The Central Board of Indirect Taxes and Customs (CBIC), Department of Revenue, Ministry of Finance, has announced the discontinuation of manual submission of documents and statements relating to the movement of containers imported duty-free under Notification No. 104/94-Customs dated 16 March 1994.
The decision has been communicated through Circular No. 32/2026-Customs dated 11 July 2026, issued under F. No. 450/41/2005-Cus-IV.
Existing Framework for Duty-Free Import of Containers
Notification No. 104/94-Customs dated 16 March 1994 provides exemption from the whole of customs duty and additional duty on containers of a durable nature, subject to execution of a bond and compliance with prescribed conditions.
One of the principal conditions is that such containers must be re-exported within the stipulated period. In cases where the prescribed conditions are not fulfilled, the applicable customs duty becomes payable.
The notification is presently read together with Circular No. 31/2005-Customs dated 25 July 2005 and Circular No. 51/2020-Customs dated 20 November 2020.

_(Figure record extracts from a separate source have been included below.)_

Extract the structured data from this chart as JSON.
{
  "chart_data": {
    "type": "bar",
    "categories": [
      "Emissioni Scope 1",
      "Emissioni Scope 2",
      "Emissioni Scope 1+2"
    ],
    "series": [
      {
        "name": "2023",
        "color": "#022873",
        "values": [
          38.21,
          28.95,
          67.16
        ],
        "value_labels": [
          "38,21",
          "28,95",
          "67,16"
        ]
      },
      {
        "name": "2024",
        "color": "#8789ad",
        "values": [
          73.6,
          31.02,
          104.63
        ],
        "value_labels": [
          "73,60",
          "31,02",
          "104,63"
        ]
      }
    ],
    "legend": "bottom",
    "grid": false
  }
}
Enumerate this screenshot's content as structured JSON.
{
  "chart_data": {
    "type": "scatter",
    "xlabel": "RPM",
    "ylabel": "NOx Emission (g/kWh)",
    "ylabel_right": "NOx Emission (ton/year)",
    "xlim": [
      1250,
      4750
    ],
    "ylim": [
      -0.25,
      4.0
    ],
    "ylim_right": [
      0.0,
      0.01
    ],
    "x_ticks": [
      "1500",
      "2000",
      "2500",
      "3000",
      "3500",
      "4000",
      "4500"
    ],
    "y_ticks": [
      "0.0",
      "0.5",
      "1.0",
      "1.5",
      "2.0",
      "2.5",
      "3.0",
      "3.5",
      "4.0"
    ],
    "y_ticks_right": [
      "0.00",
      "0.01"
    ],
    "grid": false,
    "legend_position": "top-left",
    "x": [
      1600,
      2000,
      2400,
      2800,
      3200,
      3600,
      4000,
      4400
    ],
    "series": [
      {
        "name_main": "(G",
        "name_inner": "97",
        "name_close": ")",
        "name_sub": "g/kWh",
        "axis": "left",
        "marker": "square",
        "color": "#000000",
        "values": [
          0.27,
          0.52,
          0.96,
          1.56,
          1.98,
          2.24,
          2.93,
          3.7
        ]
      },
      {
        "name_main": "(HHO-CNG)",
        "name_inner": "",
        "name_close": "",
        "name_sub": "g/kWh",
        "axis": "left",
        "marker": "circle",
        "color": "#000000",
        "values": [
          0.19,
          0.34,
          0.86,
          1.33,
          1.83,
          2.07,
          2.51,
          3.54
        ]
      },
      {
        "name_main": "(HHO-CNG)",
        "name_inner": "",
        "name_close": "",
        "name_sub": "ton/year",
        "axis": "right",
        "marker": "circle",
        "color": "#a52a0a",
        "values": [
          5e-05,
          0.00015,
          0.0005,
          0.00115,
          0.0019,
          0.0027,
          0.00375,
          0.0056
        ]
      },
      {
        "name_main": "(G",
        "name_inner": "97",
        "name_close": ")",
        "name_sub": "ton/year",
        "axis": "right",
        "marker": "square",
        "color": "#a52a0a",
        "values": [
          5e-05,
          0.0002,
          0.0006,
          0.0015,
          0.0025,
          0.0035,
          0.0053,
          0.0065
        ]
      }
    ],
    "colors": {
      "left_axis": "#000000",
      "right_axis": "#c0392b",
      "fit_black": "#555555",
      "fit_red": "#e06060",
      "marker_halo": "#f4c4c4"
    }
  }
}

Manual Submission Requirement to be Discontinued
Under the existing procedure, shipping lines are required to manually intimate Customs authorities regarding the number and identification particulars of containers being moved outside the Customs area.
Carriers also execute manual bonds with Customs. These bonds are recorded in the Customs system and are subsequently debited or credited based on manifest information submitted electronically through Import General Manifest/Sea Arrival Manifest and Export General Manifest/Sea Departure Manifest messages.
Following representations received from shipping lines and after examination of the matter, CBIC has decided to revise the monitoring framework for duty-free imported containers.
ICEGATE-Based Automated Monitoring System
Under the revised procedure, the Directorate General of Systems will generate reports containing details of containers that have not been re-exported within the prescribed period of six months.
These reports will be published on the ICEGATE portal and will be available to shipping lines and Customs officers for taking appropriate action under the Customs Act, 1962.
The automated mechanism will enable Customs authorities and stakeholders to monitor compliance without requiring manual submission of container-wise documents and statements.
Bond Requirement to Continue Without Surety
Shipping lines, Non-Vessel Owning Common Carriers, steamer agents and their authorised agents will continue to execute the prescribed bond without any surety.
However, the revised procedure will eliminate the need for manual debit and credit of the bond for every individual container transaction.
The measure is expected to save considerable time and cost for stakeholders and reduce procedural delays at ports and Customs formations.
Integration with ‘One Nation One Port Process’ Initiative
The Ministry of Ports, Shipping and Waterways, in its “One Nation One Port Process” report, has also highlighted the need to upgrade Terminal and Port Operating Systems.
Such technological upgrades are intended to eliminate manual approvals and physical verification during the gate-in and gate-out movement of containers.
The automated process will strengthen the safety and security of the supply chain associated with export-import cargo and reduce the requirement for physical verification of container movement at port and terminal gates.
Development of Electronic Gate Systems at Ports and Terminals
CBIC has emphasised the need to develop electronic gate systems capable of capturing the movement of containers entering or exiting Customs areas.
Customs field formations have been directed to coordinate with the Directorate General of Systems and port and terminal operators for expedited technological integration.
Port and terminal operators will be required to electronically maintain records of containers entering or exiting through their notified Customs areas.
The integration is expected to facilitate efficient process automation and progressively eliminate manual intervention in container movement procedures.
Trade-Friendly Implementation Directed
All Customs field formations have been instructed to implement the facilitation measures in a trade-friendly manner.
The concerned Customs authorities may issue suitable Public Notices to inform shipping lines, agents, port operators and other stakeholders about the revised procedure.
Any difficulty encountered in implementing Circular No. 32/2026-Customs may be brought to the notice of the Central Board of Indirect Taxes and Customs.
Key Benefits of the Revised Procedure
The revised framework will:
- discontinue manual submission of container movement documents and statements;
- automate monitoring of containers through the ICEGATE portal;
- eliminate transaction-wise manual debit and credit of bonds;
- reduce compliance time and operational costs for shipping lines;
- improve coordination between Customs, DG Systems and port operators;
- facilitate electronic gate-in and gate-out records; and
- strengthen the efficiency, transparency and security of the export-import supply chain.
The initiative forms part of the Government’s continuing efforts to promote Ease of Doing Business, simplify Customs procedures and increase the use of digital systems in cargo and container management.